R-Type
multijoueur
Recréation R-Type client-serveur en C++23 : réseau temps réel UDP 20 Hz, chat vocal Opus, plugins dynamiques, architecture hexagonale.
Le défi
Recréer un shoot-them-up en multijoueur temps réel oblige à affronter d’un coup plusieurs problèmes durs : synchroniser l’état entre machines, encaisser la latence, garder une architecture extensible, et industrialiser le tout. C’est moins un jeu qu’un prétexte à faire du réseau bas niveau proprement.
Le netcode
Le moteur est client-serveur, en C++23, avec un réseau UDP à 20 Hz (Boost.ASIO).
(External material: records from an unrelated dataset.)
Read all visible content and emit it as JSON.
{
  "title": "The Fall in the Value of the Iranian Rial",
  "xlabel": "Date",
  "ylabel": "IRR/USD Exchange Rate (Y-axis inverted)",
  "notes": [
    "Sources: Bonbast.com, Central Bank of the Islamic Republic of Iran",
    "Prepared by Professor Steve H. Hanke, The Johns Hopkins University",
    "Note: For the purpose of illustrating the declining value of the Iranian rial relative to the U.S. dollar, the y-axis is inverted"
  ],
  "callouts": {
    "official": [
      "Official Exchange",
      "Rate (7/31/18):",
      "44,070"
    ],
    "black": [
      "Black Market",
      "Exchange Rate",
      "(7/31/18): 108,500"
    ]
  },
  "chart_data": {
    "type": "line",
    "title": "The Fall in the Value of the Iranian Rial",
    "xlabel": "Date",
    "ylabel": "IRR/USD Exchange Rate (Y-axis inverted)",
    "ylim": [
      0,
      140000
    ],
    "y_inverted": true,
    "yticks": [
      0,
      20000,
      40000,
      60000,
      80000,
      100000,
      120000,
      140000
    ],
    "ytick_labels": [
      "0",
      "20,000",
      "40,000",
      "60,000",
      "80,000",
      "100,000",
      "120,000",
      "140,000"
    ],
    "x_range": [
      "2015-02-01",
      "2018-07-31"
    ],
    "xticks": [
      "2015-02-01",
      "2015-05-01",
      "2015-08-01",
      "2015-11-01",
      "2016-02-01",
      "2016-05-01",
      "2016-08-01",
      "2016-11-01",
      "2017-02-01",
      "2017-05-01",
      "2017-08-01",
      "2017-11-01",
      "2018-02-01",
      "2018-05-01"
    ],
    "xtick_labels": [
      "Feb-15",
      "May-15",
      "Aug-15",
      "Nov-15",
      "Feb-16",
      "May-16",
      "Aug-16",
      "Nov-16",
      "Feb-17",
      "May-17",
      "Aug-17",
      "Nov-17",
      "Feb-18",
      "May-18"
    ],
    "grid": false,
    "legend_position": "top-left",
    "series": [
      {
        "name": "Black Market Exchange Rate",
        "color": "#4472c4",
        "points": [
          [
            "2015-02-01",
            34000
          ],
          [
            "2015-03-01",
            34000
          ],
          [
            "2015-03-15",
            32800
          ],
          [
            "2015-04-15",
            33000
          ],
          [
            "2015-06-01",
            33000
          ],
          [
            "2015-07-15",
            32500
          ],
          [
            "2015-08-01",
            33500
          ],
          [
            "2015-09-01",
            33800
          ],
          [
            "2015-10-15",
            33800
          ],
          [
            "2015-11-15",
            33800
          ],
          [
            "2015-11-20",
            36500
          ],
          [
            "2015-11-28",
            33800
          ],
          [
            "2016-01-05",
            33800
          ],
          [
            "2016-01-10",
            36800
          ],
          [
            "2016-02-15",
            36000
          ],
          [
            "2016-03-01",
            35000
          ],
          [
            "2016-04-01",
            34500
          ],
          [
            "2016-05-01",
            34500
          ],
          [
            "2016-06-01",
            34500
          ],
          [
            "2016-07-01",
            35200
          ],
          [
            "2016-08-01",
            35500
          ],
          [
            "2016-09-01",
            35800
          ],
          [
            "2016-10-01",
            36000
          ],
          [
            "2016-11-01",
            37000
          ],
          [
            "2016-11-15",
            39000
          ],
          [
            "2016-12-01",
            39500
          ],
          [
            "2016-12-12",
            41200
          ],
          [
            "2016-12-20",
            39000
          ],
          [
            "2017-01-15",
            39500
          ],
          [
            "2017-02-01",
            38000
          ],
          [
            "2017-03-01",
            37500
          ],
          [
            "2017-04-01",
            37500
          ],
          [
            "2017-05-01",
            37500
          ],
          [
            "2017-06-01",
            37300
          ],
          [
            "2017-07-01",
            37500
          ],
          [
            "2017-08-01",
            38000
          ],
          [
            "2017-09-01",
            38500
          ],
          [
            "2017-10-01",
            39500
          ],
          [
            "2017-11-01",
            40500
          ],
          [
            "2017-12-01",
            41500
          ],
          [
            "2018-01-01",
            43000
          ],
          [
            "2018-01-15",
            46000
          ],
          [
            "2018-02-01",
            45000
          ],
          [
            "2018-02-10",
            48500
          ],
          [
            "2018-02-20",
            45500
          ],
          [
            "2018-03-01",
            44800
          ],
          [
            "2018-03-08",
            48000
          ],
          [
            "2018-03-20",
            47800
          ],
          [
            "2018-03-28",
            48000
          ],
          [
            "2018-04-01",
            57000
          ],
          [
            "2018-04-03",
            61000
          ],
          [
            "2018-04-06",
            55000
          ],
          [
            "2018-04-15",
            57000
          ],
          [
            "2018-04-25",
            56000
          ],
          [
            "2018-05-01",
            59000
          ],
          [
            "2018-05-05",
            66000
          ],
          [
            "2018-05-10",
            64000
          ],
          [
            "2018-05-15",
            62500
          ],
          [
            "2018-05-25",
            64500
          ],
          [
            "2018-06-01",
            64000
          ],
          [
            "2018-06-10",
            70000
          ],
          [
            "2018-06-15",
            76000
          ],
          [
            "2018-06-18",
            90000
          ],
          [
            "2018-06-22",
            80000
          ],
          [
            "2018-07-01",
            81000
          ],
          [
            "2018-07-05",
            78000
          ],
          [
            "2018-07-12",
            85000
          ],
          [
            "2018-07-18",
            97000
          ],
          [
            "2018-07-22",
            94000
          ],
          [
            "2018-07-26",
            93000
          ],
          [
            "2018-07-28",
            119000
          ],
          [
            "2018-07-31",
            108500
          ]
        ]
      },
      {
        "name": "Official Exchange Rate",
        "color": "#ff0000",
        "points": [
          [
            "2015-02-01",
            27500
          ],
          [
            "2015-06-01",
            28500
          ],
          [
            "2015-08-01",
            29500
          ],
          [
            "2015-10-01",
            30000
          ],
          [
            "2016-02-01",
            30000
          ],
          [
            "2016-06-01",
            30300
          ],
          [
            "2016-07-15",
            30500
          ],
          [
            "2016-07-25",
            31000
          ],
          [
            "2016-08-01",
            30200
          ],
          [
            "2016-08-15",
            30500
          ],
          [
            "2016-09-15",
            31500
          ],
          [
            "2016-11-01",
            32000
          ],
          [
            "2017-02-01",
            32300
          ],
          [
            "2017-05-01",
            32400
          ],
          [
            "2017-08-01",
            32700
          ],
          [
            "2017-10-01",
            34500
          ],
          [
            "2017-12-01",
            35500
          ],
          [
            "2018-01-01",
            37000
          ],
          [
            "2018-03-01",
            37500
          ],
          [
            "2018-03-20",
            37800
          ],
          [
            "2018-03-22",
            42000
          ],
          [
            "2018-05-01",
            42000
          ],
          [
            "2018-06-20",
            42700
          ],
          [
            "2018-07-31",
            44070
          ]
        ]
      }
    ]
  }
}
Le choix d’UDP plutôt que TCP est dicté par le temps réel : un jeu ne peut pas se permettre qu’une retransmission fige tout le flux. Le serveur fait autorité et sérialise l’état des entités à chaque tick (toutes les 50 ms) ; le client affiche et corrige à réception. C’est le compromis classique du jeu en réseau, tenu ici à la main.
Architecture hexagonale
Le cœur de jeu est isolé des détails techniques (rendu, réseau, entrée) par une architecture hexagonale. L’intérêt est concret : la logique reste testable indépendamment de SFML ou du socket, et les implémentations se branchent par des ports bien définis. C’est ce qui rend les plugins possibles.
Plugins et voix
Le rendu et certains systèmes sont chargés dynamiquement sous forme de plugins, ce qui permet d’étendre le jeu sans recompiler le cœur. Le chat vocal est compressé en Opus, un codec conçu pour la voix à faible latence et faible débit, taillé pour le temps réel.
Industrialisation et état
L’intégration continue tourne sous Jenkins. Le jeu est jouable en réseau. Le projet a surtout servi de terrain à deux exigences : une architecture propre et un netcode bas niveau que l’on mesure et que l’on garde testable. Code public, réalisé en équipe.